TheAncientGeek comments on Heroin model: AI “manipulates” “unmanipulatable” reward

TheAncientGeek 22 Sep 2016 14:46 UTC
3 points
1. The idea of that more information can make an AI’s inferences worse is surprising. But the idea that the assumption that humans have a unchanging, neatly hierarchical UF is known to be a bad idea, so it is not so surprising that it leads to bad results. In short, this is still a bit clown-car-ish.
2. Would you tell an AI that Heroin is Bad, but not tell here that Manipulation is Bad?

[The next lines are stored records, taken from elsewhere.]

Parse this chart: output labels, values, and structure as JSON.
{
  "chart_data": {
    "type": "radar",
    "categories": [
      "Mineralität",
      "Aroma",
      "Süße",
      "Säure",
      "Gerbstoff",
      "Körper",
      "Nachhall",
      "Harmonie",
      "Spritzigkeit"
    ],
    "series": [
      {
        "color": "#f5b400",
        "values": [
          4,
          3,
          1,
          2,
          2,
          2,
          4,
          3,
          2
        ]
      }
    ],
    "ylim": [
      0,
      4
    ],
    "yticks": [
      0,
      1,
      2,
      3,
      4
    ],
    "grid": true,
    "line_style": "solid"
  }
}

- Stuart_Armstrong 23 Sep 2016 9:48 UTC
  2 points
  Parent
  1. Don’t worry, I’m going to be adding depth to the model. But note that the AI’s predictive accuracy is never in doubt. This is sort of a reverse “can’t derive an ought from as is”; here, you can’t derive a wants from a did. The learning agent will only get the correct human motivation (if such a thing exists) if it has the correct model of what counts as desires for a human. Or some way of learning this model, which is what I’m looking at (again, there’s a distinction between learning a model that gives correct prediction of human actions, and learning a mode that gives what we would call a correct model of human motivation).
  2. According to its model, the AI is not being manipulative here, simply doing what the human desires indicate it should.